Bereits die Hälfte aller gezählten politisch motivierten Körperverletzungen gehe auf das Konto der rund 12 700 gewalttätigen Rechtsextremisten. Nur 48 davon werden als Gefährder geführt. Insgesamt geht der Verfassungsschutz nach einem Bericht des „Tagesspiegels“inzwischen von 32 200 Rechtsextremisten für 2019 aus – im Vorjahr waren es noch 24 100.
Grund ist demnach, dass auch die AfDVereinigungen
„Flügel“und „Junge Alternative“mitgezählt werden sollen.

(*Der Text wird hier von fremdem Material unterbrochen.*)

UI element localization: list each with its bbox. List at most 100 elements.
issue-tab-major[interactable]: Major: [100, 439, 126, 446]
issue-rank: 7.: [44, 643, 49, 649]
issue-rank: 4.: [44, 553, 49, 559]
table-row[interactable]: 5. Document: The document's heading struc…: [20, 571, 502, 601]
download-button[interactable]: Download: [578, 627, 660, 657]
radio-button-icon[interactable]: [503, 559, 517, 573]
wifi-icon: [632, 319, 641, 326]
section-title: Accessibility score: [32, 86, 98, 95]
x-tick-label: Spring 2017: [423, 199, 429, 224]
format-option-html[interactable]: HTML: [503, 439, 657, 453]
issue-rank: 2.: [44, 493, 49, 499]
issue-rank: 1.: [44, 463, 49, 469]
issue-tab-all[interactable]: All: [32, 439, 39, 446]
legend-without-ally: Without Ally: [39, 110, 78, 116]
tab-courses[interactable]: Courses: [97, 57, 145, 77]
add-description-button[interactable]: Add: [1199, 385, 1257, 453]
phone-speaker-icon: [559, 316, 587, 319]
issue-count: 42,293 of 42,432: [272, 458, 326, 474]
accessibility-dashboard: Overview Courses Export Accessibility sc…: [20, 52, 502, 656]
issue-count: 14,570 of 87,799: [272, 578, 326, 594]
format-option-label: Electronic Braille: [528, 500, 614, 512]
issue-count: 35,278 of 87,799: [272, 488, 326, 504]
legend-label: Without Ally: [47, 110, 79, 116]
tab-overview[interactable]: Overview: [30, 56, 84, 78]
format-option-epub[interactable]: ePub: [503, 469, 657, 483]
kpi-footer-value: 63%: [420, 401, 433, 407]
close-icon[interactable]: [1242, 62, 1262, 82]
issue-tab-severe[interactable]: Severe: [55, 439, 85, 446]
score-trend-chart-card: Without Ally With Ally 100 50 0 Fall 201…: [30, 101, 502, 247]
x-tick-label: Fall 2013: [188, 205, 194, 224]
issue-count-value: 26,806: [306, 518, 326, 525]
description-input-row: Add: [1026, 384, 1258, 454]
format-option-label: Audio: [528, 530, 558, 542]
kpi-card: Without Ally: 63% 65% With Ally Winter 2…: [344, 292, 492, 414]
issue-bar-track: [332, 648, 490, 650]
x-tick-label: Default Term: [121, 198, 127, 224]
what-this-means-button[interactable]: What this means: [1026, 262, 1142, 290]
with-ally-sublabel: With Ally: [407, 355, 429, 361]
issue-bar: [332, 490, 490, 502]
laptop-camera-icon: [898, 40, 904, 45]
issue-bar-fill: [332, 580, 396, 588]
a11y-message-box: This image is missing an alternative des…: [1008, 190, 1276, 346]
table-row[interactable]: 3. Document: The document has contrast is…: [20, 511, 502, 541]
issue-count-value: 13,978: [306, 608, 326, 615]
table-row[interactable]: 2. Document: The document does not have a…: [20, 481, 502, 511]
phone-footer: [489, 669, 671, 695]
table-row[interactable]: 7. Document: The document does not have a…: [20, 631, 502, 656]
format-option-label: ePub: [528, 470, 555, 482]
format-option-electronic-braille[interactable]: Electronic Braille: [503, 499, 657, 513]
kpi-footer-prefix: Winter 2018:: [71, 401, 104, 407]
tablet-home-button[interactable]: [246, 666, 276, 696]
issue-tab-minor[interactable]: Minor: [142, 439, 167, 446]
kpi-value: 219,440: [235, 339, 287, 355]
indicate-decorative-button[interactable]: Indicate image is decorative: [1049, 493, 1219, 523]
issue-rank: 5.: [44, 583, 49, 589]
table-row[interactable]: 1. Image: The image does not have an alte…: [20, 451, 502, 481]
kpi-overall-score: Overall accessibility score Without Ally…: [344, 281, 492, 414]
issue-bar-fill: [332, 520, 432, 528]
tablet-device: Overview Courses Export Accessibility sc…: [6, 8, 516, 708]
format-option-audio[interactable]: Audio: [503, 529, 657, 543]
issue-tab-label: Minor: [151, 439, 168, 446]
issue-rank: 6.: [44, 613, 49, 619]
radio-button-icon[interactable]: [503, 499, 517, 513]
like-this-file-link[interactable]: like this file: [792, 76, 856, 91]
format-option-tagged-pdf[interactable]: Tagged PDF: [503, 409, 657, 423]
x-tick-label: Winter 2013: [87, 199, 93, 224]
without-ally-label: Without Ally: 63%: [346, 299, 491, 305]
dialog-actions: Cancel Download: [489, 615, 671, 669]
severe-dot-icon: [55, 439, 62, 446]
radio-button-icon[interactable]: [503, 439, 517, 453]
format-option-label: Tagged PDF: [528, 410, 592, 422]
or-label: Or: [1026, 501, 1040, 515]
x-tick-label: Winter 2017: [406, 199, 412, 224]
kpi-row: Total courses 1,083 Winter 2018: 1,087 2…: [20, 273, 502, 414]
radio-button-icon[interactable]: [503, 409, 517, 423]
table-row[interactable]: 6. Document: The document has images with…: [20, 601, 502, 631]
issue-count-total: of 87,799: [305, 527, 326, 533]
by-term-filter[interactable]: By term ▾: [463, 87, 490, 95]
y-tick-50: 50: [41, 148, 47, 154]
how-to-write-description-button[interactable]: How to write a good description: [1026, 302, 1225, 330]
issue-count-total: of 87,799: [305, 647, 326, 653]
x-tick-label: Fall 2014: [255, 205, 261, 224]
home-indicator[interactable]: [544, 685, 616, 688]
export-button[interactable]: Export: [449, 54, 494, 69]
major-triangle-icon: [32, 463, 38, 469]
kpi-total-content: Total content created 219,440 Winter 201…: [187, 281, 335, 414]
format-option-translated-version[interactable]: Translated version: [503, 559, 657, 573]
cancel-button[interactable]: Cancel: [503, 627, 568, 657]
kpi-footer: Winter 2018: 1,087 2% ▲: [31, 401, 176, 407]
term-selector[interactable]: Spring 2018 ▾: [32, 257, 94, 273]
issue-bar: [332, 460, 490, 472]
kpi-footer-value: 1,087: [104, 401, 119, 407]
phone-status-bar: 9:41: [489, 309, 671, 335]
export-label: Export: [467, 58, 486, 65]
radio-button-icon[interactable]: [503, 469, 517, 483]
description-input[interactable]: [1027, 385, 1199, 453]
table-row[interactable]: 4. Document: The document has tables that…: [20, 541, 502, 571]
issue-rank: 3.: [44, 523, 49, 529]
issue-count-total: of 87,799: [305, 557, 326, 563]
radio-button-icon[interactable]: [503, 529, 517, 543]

„Es gilt zu überprüfen, welche Personen wir zusätzlich ins Auge fassen müssen“, sagte BKA-Präsident Holger Münch. Zum Vergleich: Bei 26 560 radikalen Islamisten, also etwas mehr als doppelt so vielen Personen, werden gleich 14-mal so viele Gefährder geführt: 688.

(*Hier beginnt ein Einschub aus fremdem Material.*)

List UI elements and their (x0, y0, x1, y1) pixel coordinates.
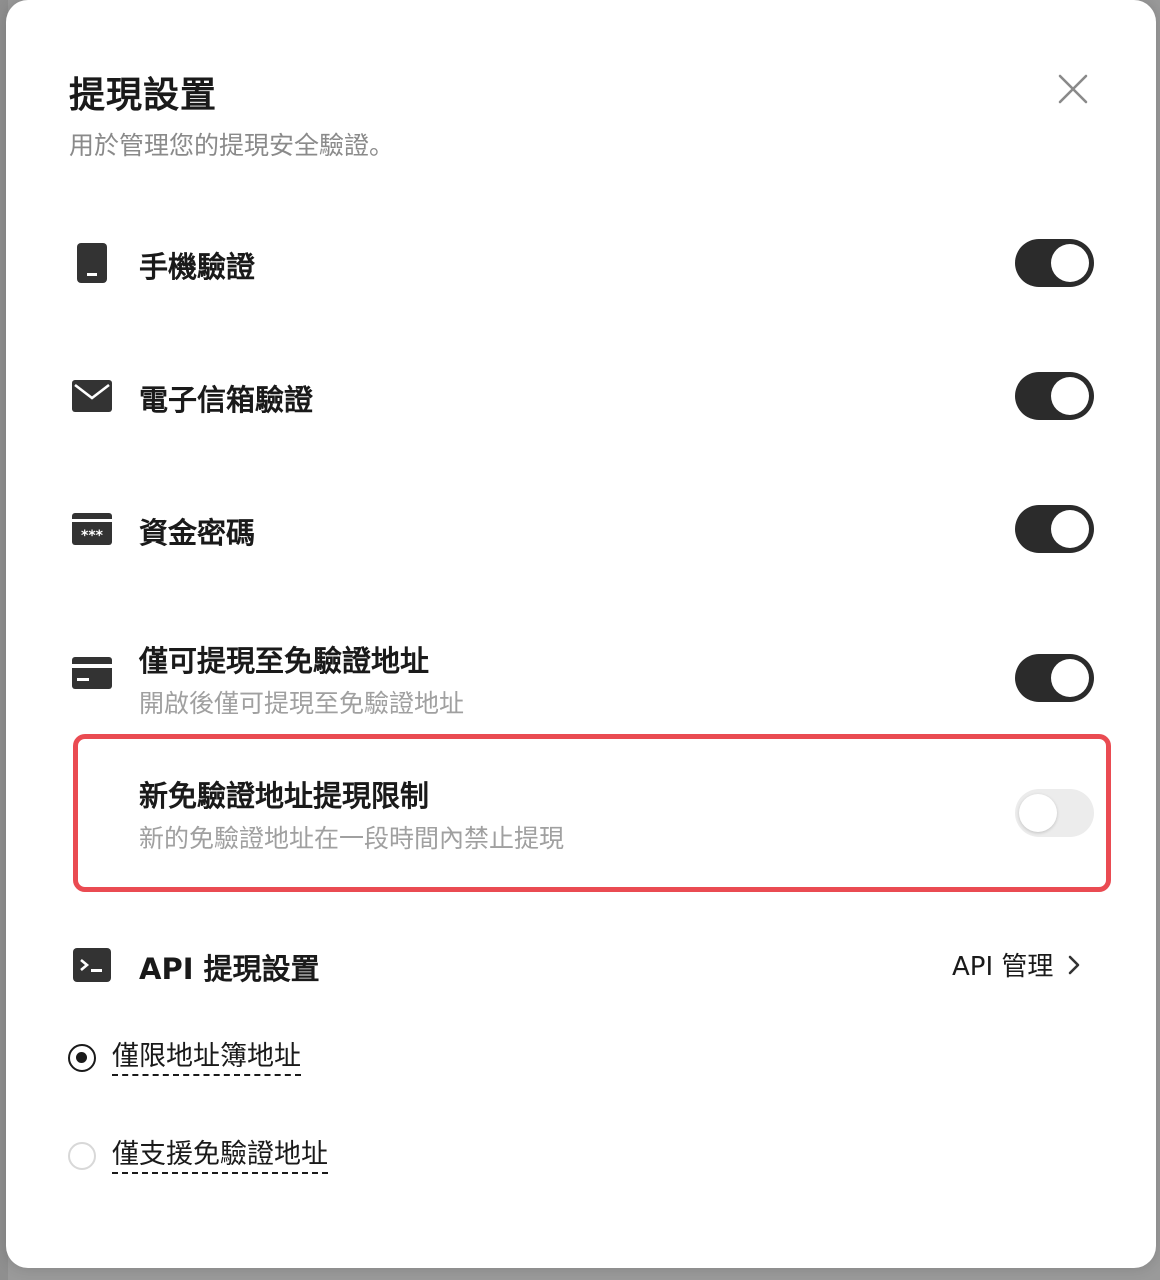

BKA-Chef Münch sagte: „Gewalt nimmt zu, Propagandadelikte nehmen zu.“Neben Ausländern und politischen Gegnern stünden auch Mandatsträger und Befürworter einer liberalen Flüchtlingspolitik immer mehr im Fokus. „Bedrohungen im Netz und Gewalttaten schaffen zunehmend ein Klima der Angst, auf das es zu reagieren gilt.“
Netzwerke früher aufdecken
Sein Kollege vom Verfassungsschutz, Thomas Haldenwang, verwies auf eine „gestiegene Dynamik“im rechtsextremen Milieu. Künftig wollen beide Behörden Netzwerke schneller aufdecken und an der Früherkennung arbeiten. Zudem baut das BKA bereits eine Zentralstelle zur Bekämpfung von Hasskriminalität auf. Diese Vorhaben sind laut Münch noch in Vorbereitung oder in Pilotphasen, die noch bis weit ins nächste Jahr dauern werden. Beim Verfassungsschutz will man auch den öffentlichen Dienst stärker auf rechtsextreme Umtriebe ins Visier nehmen. Aus seiner Sicht gebe es „zu viele Einzelfälle, so dass man noch mal näher hinschauen muss“, erklärte Präsident Haldenwang. Seehofer betonte, bei der Bundespolizei habe es von 2012 bis 2019 bei knapp 49 000 Vollzugsbeamten nur 57 straf- und dienstrechtliche Verfahren wegen Rechtsextremismus oder Rassismus gegeben.
Das im Oktober gestartete Hinweistelefon des Verfassungsschutzes zum Rechtsextremismus („RechtsEx“) ist laut Haldenwang zudem ein Erfolg. Es gebe inzwischen eine vierstellige Zahl teils durchaus „wertiger Hinweise“. Zudem sollen sich neue Einheiten und Referate beim Inlandsgeheimdienst um Onlinenetzwerke, die neue Rechte und extremistische Bestrebungen bei Angestellten des öffentlichen Dienstes kümmern. Beim BfV selbst habe es vor einigen Monaten einen Verdachtsfall gegeben, sagte Haldenwang. „Der Mann war am nächsten Tag nicht mehr bei uns im Hause.“
Der Vizechef der Gewerkschaft der Polizei, Jörg Radek, begrüßte die Pläne als „Ende des Verschiebebahnhofes“bei den Polizeibehörden. Aus der Opposition hingegen kam Skepsis. André Hahn (Linke), kritisierte, Seehofer schieße weit über das Ziel hinaus.